How is this gonna work? Present to me a future in which they don't inevitably turn on the humans who created them?
This is it, isn't it? John S. Middleton, the richest man in the country, can no longer pretend this baseball team is a good investment as the old boys who control it drive it into the sun. He is finally channeling his millions of funds into something worthwhile: the end of civilization. God, I can hear the "I always knew it would start in Philly!" jokes already.

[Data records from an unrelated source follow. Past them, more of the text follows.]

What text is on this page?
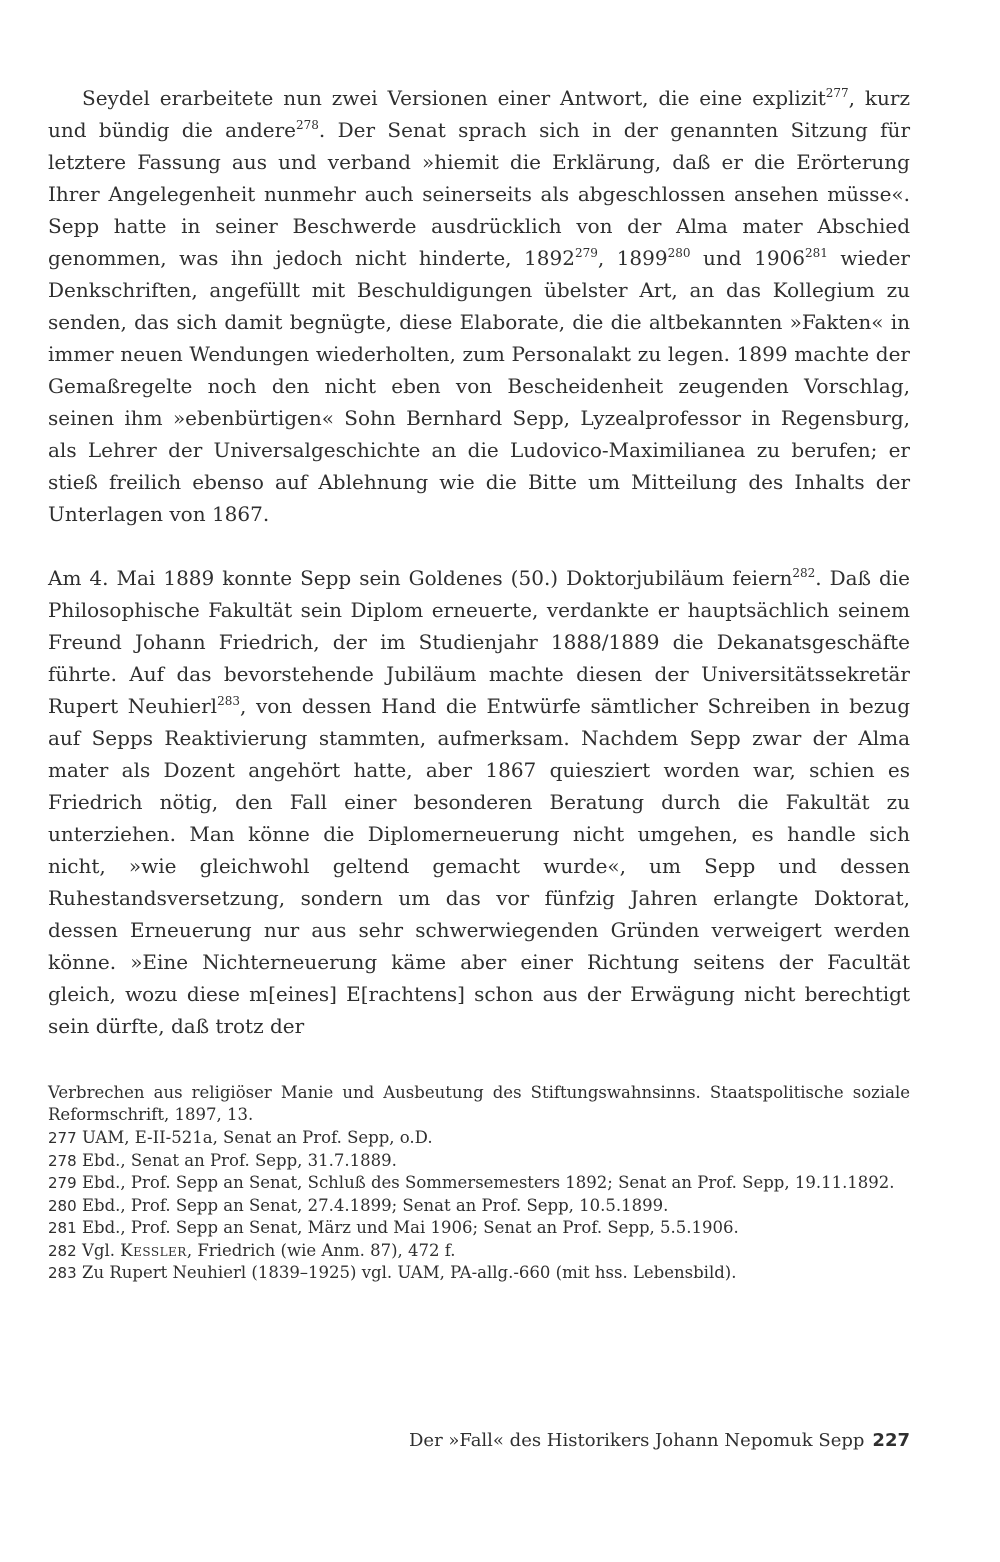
Seydel erarbeitete nun zwei Versionen einer Antwort, die eine explizit$^{277}$, kurz und bündig die andere$^{278}$. Der Senat sprach sich in der genannten Sitzung für letztere Fassung aus und verband »hiemit die Erklärung, daß er die Erörterung Ihrer Angelegenheit nunmehr auch seinerseits als abgeschlossen ansehen müsse«. Sepp hatte in seiner Beschwerde ausdrücklich von der Alma mater Abschied genommen, was ihn jedoch nicht hinderte, 1892$^{279}$, 1899$^{280}$ und 1906$^{281}$ wieder Denkschriften, angefüllt mit Beschuldigungen übelster Art, an das Kollegium zu senden, das sich damit begnügte, diese Elaborate, die die altbekannten »Fakten« in immer neuen Wendungen wiederholten, zum Personalakt zu legen. 1899 machte der Gemaßregelte noch den nicht eben von Bescheidenheit zeugenden Vorschlag, seinen ihm »ebenbürtigen« Sohn Bernhard Sepp, Lyzealprofessor in Regensburg, als Lehrer der Universalgeschichte an die Ludovico-Maximilianea zu berufen; er stieß freilich ebenso auf Ablehnung wie die Bitte um Mitteilung des Inhalts der Unterlagen von 1867.

Am 4. Mai 1889 konnte Sepp sein Goldenes (50.) Doktorjubiläum feiern$^{282}$. Daß die Philosophische Fakultät sein Diplom erneuerte, verdankte er hauptsächlich seinem Freund Johann Friedrich, der im Studienjahr 1888/1889 die Dekanatsgeschäfte führte. Auf das bevorstehende Jubiläum machte diesen der Universitätssekretär Rupert Neuhierl$^{283}$, von dessen Hand die Entwürfe sämtlicher Schreiben in bezug auf Sepps Reaktivierung stammten, aufmerksam. Nachdem Sepp zwar der Alma mater als Dozent angehört hatte, aber 1867 quiesziert worden war, schien es Friedrich nötig, den Fall einer besonderen Beratung durch die Fakultät zu unterziehen. Man könne die Diplomerneuerung nicht umgehen, es handle sich nicht, »wie gleichwohl geltend gemacht wurde«, um Sepp und dessen Ruhestandsversetzung, sondern um das vor fünfzig Jahren erlangte Doktorat, dessen Erneuerung nur aus sehr schwerwiegenden Gründen verweigert werden könne. »Eine Nichterneuerung käme aber einer Richtung seitens der Facultät gleich, wozu diese m[eines] E[rachtens] schon aus der Erwägung nicht berechtigt sein dürfte, daß trotz der

Verbrechen aus religiöser Manie und Ausbeutung des Stiftungswahnsinns. Staatspolitische soziale Reformschrift, 1897, 13.

277 UAM, E-II-521a, Senat an Prof. Sepp, o.D.

278 Ebd., Senat an Prof. Sepp, 31.7.1889.

279 Ebd., Prof. Sepp an Senat, Schluß des Sommersemesters 1892; Senat an Prof. Sepp, 19.11.1892.

280 Ebd., Prof. Sepp an Senat, 27.4.1899; Senat an Prof. Sepp, 10.5.1899.

281 Ebd., Prof. Sepp an Senat, März und Mai 1906; Senat an Prof. Sepp, 5.5.1906.

282 Vgl. Kessler, Friedrich (wie Anm. 87), 472 f.

283 Zu Rupert Neuhierl (1839–1925) vgl. UAM, PA-allg.-660 (mit hss. Lebensbild).

Der »Fall« des Historikers Johann Nepomuk Sepp 227
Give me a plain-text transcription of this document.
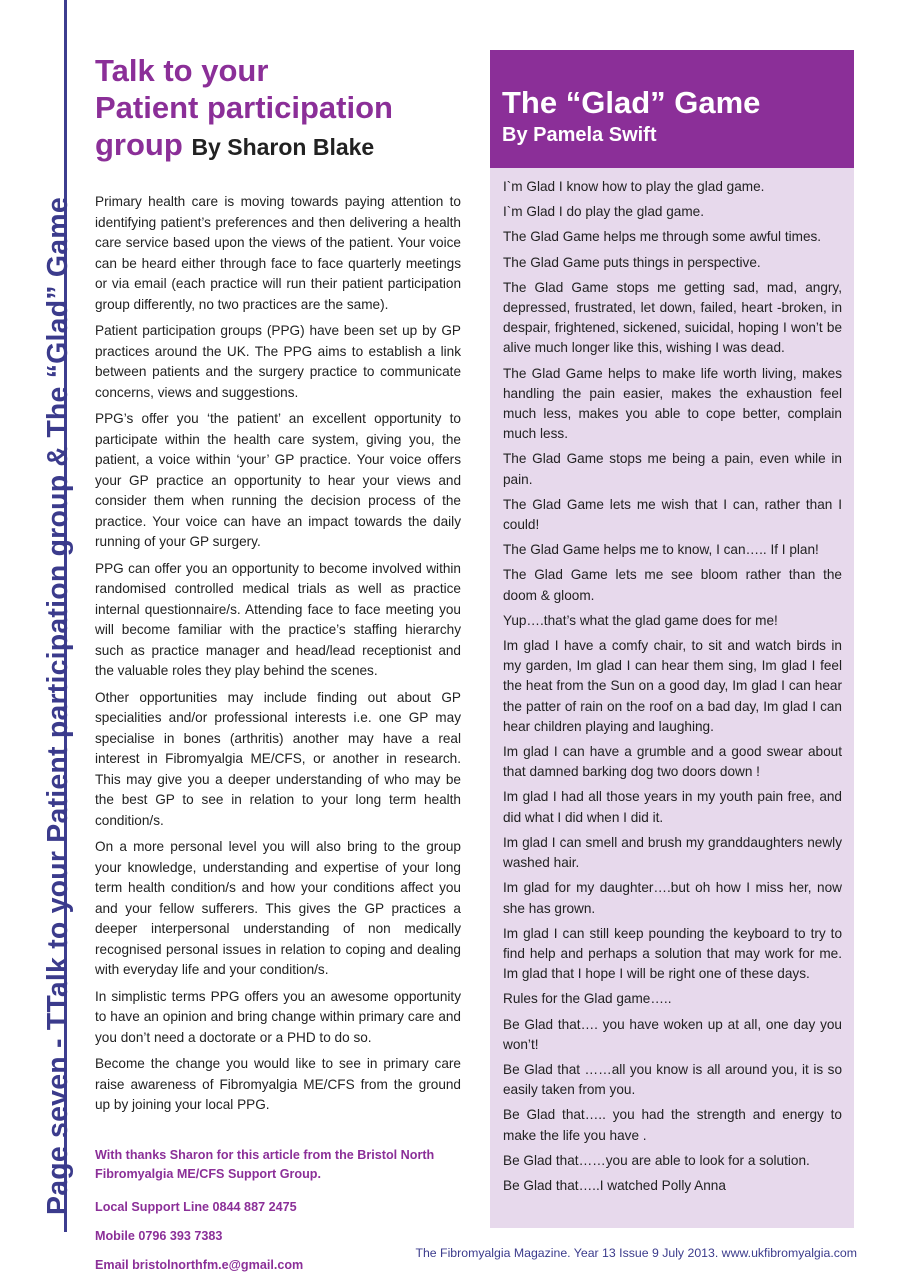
Page seven - TTalk to your Patient participation group & The “Glad” Game
Talk to your
Patient participation
group By Sharon Blake

Primary health care is moving towards paying attention to identifying patient’s preferences and then delivering a health care service based upon the views of the patient. Your voice can be heard either through face to face quarterly meetings or via email (each practice will run their patient participation group differently, no two practices are the same).

Patient participation groups (PPG) have been set up by GP practices around the UK. The PPG aims to establish a link between patients and the surgery practice to communicate concerns, views and suggestions.

PPG’s offer you ‘the patient’ an excellent opportunity to participate within the health care system, giving you, the patient, a voice within ‘your’ GP practice. Your voice offers your GP practice an opportunity to hear your views and consider them when running the decision process of the practice. Your voice can have an impact towards the daily running of your GP surgery.

PPG can offer you an opportunity to become involved within randomised controlled medical trials as well as practice internal questionnaire/s. Attending face to face meeting you will become familiar with the practice’s staffing hierarchy such as practice manager and head/lead receptionist and the valuable roles they play behind the scenes.

Other opportunities may include finding out about GP specialities and/or professional interests i.e. one GP may specialise in bones (arthritis) another may have a real interest in Fibromyalgia ME/CFS, or another in research. This may give you a deeper understanding of who may be the best GP to see in relation to your long term health condition/s.

On a more personal level you will also bring to the group your knowledge, understanding and expertise of your long term health condition/s and how your conditions affect you and your fellow sufferers. This gives the GP practices a deeper interpersonal understanding of non medically recognised personal issues in relation to coping and dealing with everyday life and your condition/s.

In simplistic terms PPG offers you an awesome opportunity to have an opinion and bring change within primary care and you don’t need a doctorate or a PHD to do so.

Become the change you would like to see in primary care raise awareness of Fibromyalgia ME/CFS from the ground up by joining your local PPG.

With thanks Sharon for this article from the Bristol North Fibromyalgia ME/CFS Support Group.

Local Support Line 0844 887 2475

Mobile 0796 393 7383

Email bristolnorthfm.e@gmail.com

The “Glad” Game
By Pamela Swift

I`m Glad I know how to play the glad game.

I`m Glad I do play the glad game.

The Glad Game helps me through some awful times.

The Glad Game puts things in perspective.

The Glad Game stops me getting sad, mad, angry, depressed, frustrated, let down, failed, heart -broken, in despair, frightened, sickened, suicidal, hoping I won’t be alive much longer like this, wishing I was dead.

The Glad Game helps to make life worth living, makes handling the pain easier, makes the exhaustion feel much less, makes you able to cope better, complain much less.

The Glad Game stops me being a pain, even while in pain.

The Glad Game lets me wish that I can, rather than I could!

The Glad Game helps me to know, I can….. If I plan!

The Glad Game lets me see bloom rather than the doom & gloom.

Yup….that’s what the glad game does for me!

Im glad I have a comfy chair, to sit and watch birds in my garden, Im glad I can hear them sing, Im glad I feel the heat from the Sun on a good day, Im glad I can hear the patter of rain on the roof on a bad day, Im glad I can hear children playing and laughing.

Im glad I can have a grumble and a good swear about that damned barking dog two doors down !

Im glad I had all those years in my youth pain free, and did what I did when I did it.

Im glad I can smell and brush my granddaughters newly washed hair.

Im glad for my daughter….but oh how I miss her, now she has grown.

Im glad I can still keep pounding the keyboard to try to find help and perhaps a solution that may work for me. Im glad that I hope I will be right one of these days.

Rules for the Glad game…..

Be Glad that…. you have woken up at all, one day you won’t!

Be Glad that ……all you know is all around you, it is so easily taken from you.

Be Glad that….. you had the strength and energy to make the life you have .

Be Glad that……you are able to look for a solution.

Be Glad that…..I watched Polly Anna

The Fibromyalgia Magazine. Year 13 Issue 9 July 2013. www.ukfibromyalgia.com
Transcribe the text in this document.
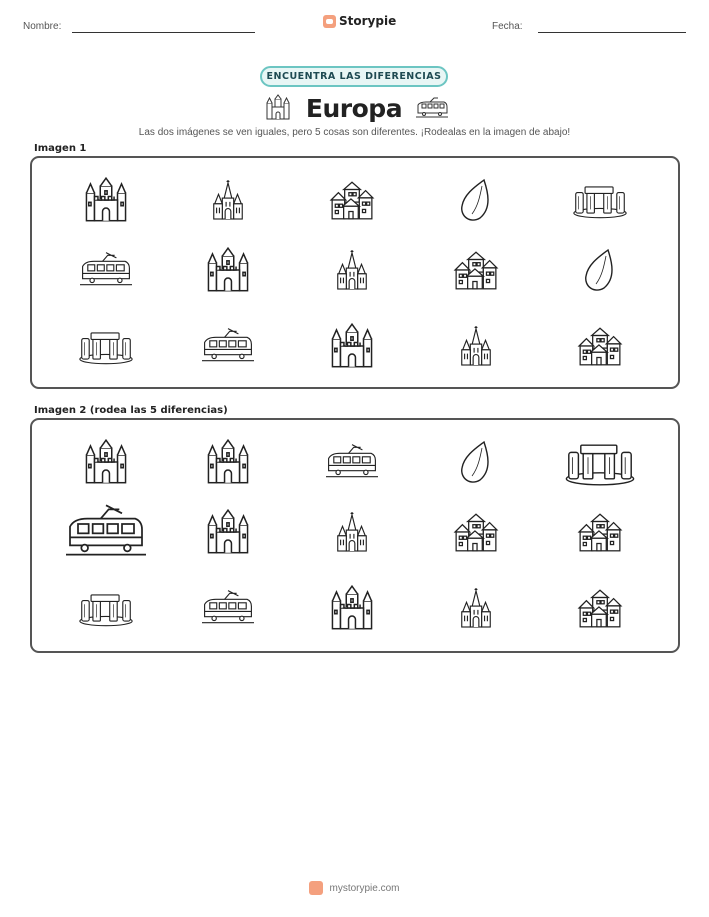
Nombre:	Storypie	Fecha:
ENCUENTRA LAS DIFERENCIAS
Europa
Las dos imágenes se ven iguales, pero 5 cosas son diferentes. ¡Rodealas en la imagen de abajo!
Imagen 1
Imagen 2 (rodea las 5 diferencias)
mystorypie.com
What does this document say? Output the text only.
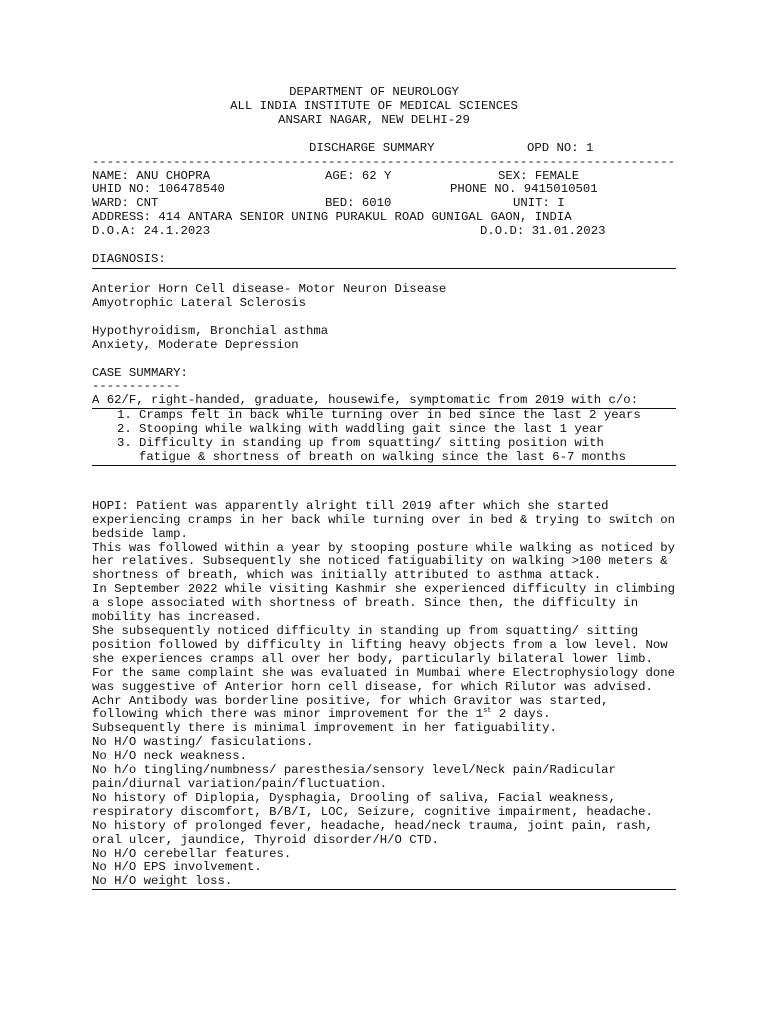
DEPARTMENT OF NEUROLOGY
ALL INDIA INSTITUTE OF MEDICAL SCIENCES
ANSARI NAGAR, NEW DELHI-29
DISCHARGE SUMMARY	OPD NO: 1
-------------------------------------------------------------------------------
NAME: ANU CHOPRA	AGE: 62 Y	SEX: FEMALE
UHID NO: 106478540	PHONE NO. 9415010501
WARD: CNT	BED: 6010	UNIT: I
ADDRESS: 414 ANTARA SENIOR UNING PURAKUL ROAD GUNIGAL GAON, INDIA
D.O.A: 24.1.2023	D.O.D: 31.01.2023
DIAGNOSIS:
Anterior Horn Cell disease- Motor Neuron Disease
Amyotrophic Lateral Sclerosis
Hypothyroidism, Bronchial asthma
Anxiety, Moderate Depression
CASE SUMMARY:
------------
A 62/F, right-handed, graduate, housewife, symptomatic from 2019 with c/o:
1. Cramps felt in back while turning over in bed since the last 2 years
2. Stooping while walking with waddling gait since the last 1 year
3. Difficulty in standing up from squatting/ sitting position with fatigue & shortness of breath on walking since the last 6-7 months
HOPI: Patient was apparently alright till 2019 after which she started experiencing cramps in her back while turning over in bed & trying to switch on bedside lamp.
This was followed within a year by stooping posture while walking as noticed by her relatives. Subsequently she noticed fatiguability on walking >100 meters & shortness of breath, which was initially attributed to asthma attack.
In September 2022 while visiting Kashmir she experienced difficulty in climbing a slope associated with shortness of breath. Since then, the difficulty in mobility has increased.
She subsequently noticed difficulty in standing up from squatting/ sitting position followed by difficulty in lifting heavy objects from a low level. Now she experiences cramps all over her body, particularly bilateral lower limb.
For the same complaint she was evaluated in Mumbai where Electrophysiology done was suggestive of Anterior horn cell disease, for which Rilutor was advised. Achr Antibody was borderline positive, for which Gravitor was started, following which there was minor improvement for the 1st 2 days.
Subsequently there is minimal improvement in her fatiguability.
No H/O wasting/ fasiculations.
No H/O neck weakness.
No h/o tingling/numbness/ paresthesia/sensory level/Neck pain/Radicular pain/diurnal variation/pain/fluctuation.
No history of Diplopia, Dysphagia, Drooling of saliva, Facial weakness, respiratory discomfort, B/B/I, LOC, Seizure, cognitive impairment, headache.
No history of prolonged fever, headache, head/neck trauma, joint pain, rash, oral ulcer, jaundice, Thyroid disorder/H/O CTD.
No H/O cerebellar features.
No H/O EPS involvement.
No H/O weight loss.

GET SOME NEW MATERIAL, ASS CLOWNS.
and Phillies tickets are no exception.
"The Phillies are nudging their 17,500 season ticket holders to renew with e-tickets next year, as opposed to a delivery of paper tickets.
"Which means they just have access to their tickets sooner," says John Weber, Vice President, Ticket Sales and Operations for the Phillies. "They'll be able to email then to their co-workers, to friends, and printthem out themselves if they so choose."
Weber says in two or three years, the team will migrate nearly all tickets to a digital form.
/hits inhaler deeply
Okay. Okay. It's just the tickets.
/Places rusty shotgun back under floor boards.
I have different crazy problems now.
Is this a sign the Phillies don't plan to have any games worthy of keeping the ticket stub? You can't open a memory box and show your grand children a digital ticket. You can't find internet footprints from a purchase of a day at the ball yard with gramps while rifling through his belongings because you weren't in the will.
What sort of message is this? I mean it's better than that apocalypse from before but still.